Pablo Majluf
Ciudad de México 24 de mayo de 2018.- La mutabilidad de López Obrador -de día Jekyll, de noche Hyde- es tan contemporánea, tan fiel sello del neopopulismo global, que bien podría ser estrategia de campaña, más que corolario involuntario de una personalidad fragmentada. De hecho, si sintetizáramos en una palabra el discurso de los políticos irresponsables hoy, en la nueva polis digital, sería justamente ésa: fragmentación.
Consiste en seducir a diversos grupos -cada uno ensimismado en su propia caja de resonancia cibernética, algunos de ellos incluso enfrentados entre sí- prometiéndoles lo que consideran justo.
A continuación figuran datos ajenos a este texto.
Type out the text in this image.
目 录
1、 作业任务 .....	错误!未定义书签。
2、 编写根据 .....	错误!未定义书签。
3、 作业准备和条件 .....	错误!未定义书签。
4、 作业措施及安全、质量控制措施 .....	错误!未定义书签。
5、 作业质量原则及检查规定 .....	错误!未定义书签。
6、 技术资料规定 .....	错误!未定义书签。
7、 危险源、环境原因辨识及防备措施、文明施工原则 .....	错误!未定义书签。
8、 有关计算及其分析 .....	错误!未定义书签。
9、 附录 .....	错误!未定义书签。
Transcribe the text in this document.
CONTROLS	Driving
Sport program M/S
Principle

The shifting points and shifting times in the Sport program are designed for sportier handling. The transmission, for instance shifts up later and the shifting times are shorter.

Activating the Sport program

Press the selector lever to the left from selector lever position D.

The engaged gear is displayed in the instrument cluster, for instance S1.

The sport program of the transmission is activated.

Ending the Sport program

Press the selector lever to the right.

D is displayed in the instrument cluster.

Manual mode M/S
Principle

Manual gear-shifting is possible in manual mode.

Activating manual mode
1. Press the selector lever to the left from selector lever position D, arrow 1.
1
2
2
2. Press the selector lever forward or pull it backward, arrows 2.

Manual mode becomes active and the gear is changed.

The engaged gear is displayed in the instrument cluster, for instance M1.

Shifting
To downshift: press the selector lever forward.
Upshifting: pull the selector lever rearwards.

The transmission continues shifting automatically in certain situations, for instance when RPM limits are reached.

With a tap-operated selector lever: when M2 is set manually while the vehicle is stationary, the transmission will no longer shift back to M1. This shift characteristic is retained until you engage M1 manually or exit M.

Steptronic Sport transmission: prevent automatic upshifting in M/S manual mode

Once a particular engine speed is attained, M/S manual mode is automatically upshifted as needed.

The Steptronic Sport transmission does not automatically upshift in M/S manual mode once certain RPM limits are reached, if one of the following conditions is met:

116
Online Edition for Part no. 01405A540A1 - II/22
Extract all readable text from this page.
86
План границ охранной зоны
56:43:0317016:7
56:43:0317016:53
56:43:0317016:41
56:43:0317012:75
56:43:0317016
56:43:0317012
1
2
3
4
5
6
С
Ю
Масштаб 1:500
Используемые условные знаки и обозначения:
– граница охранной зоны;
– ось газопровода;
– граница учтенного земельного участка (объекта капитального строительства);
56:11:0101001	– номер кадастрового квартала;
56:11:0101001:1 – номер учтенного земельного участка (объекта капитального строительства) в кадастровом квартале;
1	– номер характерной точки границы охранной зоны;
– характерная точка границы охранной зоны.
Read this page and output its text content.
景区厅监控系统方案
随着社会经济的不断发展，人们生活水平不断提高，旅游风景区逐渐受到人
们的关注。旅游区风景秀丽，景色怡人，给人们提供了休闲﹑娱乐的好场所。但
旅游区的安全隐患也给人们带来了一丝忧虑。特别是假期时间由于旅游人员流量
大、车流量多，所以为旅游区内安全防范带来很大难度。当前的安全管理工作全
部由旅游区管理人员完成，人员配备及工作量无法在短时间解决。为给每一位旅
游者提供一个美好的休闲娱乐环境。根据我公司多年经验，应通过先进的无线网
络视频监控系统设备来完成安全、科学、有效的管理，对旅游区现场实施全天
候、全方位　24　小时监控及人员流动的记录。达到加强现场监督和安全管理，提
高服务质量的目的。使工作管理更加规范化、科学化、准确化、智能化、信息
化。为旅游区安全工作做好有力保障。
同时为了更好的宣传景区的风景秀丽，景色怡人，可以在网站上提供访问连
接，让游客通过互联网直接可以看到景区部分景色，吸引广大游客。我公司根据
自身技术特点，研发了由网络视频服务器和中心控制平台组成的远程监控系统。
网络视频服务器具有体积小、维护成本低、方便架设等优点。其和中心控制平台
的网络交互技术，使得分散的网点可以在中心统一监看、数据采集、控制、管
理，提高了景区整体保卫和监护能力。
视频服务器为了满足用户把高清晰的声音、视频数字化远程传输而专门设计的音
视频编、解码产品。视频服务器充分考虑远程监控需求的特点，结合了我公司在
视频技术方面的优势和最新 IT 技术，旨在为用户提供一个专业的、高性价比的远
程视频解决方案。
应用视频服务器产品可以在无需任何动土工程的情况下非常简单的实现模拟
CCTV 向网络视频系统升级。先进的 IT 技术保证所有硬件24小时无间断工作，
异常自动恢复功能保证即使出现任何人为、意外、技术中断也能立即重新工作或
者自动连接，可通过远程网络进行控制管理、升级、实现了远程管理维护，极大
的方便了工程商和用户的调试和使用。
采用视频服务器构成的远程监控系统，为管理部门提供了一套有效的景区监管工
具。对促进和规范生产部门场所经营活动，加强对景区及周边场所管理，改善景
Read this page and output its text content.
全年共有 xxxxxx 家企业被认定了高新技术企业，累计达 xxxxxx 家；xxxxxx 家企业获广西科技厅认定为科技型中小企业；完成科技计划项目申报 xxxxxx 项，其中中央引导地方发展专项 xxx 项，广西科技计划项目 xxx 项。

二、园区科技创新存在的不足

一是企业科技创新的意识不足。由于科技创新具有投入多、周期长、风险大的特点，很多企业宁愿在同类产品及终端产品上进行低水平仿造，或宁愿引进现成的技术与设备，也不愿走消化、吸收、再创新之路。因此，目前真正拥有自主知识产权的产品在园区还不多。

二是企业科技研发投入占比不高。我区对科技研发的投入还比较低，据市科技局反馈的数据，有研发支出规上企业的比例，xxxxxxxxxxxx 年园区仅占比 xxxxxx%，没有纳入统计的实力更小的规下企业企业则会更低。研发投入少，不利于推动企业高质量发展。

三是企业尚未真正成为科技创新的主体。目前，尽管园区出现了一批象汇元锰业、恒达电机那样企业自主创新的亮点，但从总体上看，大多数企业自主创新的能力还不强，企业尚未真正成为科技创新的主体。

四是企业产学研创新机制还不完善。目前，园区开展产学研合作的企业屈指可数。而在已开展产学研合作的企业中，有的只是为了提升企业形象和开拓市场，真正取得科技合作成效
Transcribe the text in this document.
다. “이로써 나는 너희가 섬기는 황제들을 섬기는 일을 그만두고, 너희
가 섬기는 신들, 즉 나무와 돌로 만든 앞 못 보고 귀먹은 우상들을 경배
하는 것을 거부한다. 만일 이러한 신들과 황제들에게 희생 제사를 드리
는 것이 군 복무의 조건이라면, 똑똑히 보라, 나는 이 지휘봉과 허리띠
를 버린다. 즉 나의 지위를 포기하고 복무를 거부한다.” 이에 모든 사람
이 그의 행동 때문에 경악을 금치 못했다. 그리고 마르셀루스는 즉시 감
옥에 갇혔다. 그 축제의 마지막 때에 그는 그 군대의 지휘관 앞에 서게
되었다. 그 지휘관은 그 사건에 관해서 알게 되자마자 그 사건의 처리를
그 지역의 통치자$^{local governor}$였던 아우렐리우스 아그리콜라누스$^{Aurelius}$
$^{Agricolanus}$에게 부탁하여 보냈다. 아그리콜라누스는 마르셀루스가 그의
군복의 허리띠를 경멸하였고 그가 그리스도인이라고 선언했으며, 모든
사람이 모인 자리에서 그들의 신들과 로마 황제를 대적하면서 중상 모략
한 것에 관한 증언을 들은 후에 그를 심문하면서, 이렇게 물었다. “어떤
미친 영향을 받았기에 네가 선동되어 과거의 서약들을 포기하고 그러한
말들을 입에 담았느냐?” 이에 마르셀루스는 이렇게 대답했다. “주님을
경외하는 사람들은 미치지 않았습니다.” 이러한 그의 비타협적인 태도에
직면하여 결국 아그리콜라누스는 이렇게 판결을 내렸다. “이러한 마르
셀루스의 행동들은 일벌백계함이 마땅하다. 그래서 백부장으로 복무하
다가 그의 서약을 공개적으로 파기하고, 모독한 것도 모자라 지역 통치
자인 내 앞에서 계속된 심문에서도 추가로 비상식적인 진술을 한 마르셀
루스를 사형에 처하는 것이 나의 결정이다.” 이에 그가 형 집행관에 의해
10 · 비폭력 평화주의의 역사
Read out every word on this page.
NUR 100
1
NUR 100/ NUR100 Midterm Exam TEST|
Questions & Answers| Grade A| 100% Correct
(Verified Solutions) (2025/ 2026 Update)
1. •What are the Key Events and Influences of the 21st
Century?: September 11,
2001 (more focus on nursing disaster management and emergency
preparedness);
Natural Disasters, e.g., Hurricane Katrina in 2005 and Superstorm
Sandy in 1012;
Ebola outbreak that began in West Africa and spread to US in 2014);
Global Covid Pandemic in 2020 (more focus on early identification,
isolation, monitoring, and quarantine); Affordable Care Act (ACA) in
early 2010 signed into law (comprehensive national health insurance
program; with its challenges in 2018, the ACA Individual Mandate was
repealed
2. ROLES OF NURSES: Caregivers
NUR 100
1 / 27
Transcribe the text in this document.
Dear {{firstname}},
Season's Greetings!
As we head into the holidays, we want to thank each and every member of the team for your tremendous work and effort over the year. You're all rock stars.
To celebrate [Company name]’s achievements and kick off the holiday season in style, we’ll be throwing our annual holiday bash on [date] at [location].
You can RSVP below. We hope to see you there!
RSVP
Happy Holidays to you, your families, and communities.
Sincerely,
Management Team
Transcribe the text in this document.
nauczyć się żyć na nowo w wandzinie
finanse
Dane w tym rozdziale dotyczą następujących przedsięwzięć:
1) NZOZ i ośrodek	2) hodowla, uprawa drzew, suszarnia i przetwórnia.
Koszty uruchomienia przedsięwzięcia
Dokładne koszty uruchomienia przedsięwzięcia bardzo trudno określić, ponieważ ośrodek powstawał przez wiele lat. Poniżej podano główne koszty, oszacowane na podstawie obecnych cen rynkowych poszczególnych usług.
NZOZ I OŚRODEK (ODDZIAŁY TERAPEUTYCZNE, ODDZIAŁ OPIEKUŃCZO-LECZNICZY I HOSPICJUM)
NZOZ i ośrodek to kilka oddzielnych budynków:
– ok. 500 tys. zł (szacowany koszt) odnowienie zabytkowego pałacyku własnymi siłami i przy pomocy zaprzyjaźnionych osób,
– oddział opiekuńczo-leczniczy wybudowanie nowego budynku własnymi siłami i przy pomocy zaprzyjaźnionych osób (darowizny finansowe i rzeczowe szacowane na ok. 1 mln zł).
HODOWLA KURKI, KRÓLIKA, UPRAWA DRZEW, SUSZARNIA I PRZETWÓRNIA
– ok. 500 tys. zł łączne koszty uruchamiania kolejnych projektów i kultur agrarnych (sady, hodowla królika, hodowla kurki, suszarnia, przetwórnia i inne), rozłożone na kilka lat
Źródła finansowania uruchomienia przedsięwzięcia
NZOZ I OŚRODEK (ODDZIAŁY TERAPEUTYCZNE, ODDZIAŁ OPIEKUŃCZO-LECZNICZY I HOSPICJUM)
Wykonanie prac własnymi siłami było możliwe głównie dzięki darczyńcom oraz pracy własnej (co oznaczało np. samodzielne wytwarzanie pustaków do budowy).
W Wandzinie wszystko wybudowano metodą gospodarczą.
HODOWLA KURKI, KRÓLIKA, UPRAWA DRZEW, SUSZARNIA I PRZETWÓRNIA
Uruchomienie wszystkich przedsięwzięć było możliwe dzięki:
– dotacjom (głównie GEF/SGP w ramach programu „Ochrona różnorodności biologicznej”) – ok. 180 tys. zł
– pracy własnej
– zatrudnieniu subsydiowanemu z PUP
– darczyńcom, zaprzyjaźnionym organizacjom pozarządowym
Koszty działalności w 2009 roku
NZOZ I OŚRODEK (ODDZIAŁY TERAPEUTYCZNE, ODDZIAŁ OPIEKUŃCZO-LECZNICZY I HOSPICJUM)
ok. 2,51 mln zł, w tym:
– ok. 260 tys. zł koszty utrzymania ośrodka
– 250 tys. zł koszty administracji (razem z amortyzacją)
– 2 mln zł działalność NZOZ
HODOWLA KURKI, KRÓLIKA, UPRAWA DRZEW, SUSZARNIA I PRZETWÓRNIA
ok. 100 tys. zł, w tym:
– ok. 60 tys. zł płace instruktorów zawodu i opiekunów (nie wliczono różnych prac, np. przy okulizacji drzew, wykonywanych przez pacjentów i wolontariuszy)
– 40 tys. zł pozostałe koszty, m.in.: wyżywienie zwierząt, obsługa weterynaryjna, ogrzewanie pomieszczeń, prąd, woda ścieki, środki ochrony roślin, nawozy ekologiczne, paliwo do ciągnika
Como varios han propuesto (en México Macario Schettino) se acabó la vieja política vertical y homogénea del siglo XX que invitaba a las grandes masas, a través de los medios tradicionales de comunicación, a discutir algunas soluciones a unos cuantos temas. Ahora son miles de demandas de cientos de agrupaciones dizque representadas en las redes sociales… es decir, sin un claro interlocutor. A la sombra de semejante ruido, es imposible darle gusto al agregado, de modo que los políticos imprudentes prefieren dividirse y ofrecerle a cada quien su desagravio. A juzgar por su veleidad, nadie lo entiende mejor que López Obrador.
También se ha dicho que el gran pionero de semejante colectivismo fue ni más ni menos que el régimen de la Revolución mexicana. Discrepo. El PRI hegemónico intentó incluir a todos los sectores sociales, pero a las arcas del Estado, y a través del mito revolucionario, por lo que su dinámica fue absorbente, de afuera hacia dentro, centrípeta. El neopopulismo fluye en el sentido contrario: de adentro hacia fuera, se atomiza para darse a todos, su dinámica es centrífuga.
No, el verdadero poster child fue Trump, aunque también así ganaron Farage y Johnson en Gran Bretaña, y Beppe Grillo, un showman televisivo (como Trump) en Italia. Pero ellos son pináculos visibles. En realidad los idearon genios más que siniestros de la comunicación. En el caso de Trump: el extravagante Roger Stone, el maniático Steve Bannon y el fabulosamente rico y libertario jamesbondiano Robert Mercer, también benefactor del Brexit y principal aportador de datos a Cambridge Analytica y Breitbart News. Hoy sabemos que a Trump lo construyeron en esa lógica desde al menos 2011.
La fórmula es clara: estimular, provocar, incitar y avivar los enojos, miedos, resentimientos y anhelos de los diversos grupos del ecosistema hasta exacerbar -y eso es lo más importante, pues de lo contrario qué diferencia habría con la política tradicional- las discrepancias entre sí, de manera que el redentor pueda ofrecer soluciones ad hoc a cada uno: remedios personalizados, para usar un concepto vigente. De la polarización resultante, la apuesta es apelar a la mayor cantidad de grupos posible. El candidato más heterogéneo -el que ilusione a la mayor cantidad de grupos- ganará. Por eso, entre más incoherente mejor.
Es justamente lo que -para sorpresa de muchos pero corroboración de versados- le permite a López Obrador y centinelas decir algo ante cierta audiencia y exactamente lo contrario ante otra; ser anticapitalista en el sur y liberal igualitario en el norte, secular aquí y religioso allá, reaccionario de día y reformista de noche, ultraconservador y progresista, moderado y radical, en fin: un popurrí posmoderno que no obstante su esencial esquizofrenia ha demostrado una efectividad enorme.
El problema es que tarde o temprano ya en el poder, en algún punto de la imposibilidad, los engañados se percatan que las promesas, tan dispares, son simultáneamente inasequibles. Y ya sea por el simple ánimo del salvador de resolver, o por la necesidad de contener el torrente de caprichos, acaecen las pulsiones autoritarias. En democracias sólidas, como ahora vemos en Estados Unidos y Gran Bretaña, con suerte el sujeto se vuelve un payaso y acaso pierde la próxima elección, no sin dejar un legado ominoso. En las débiles, estamos por ver.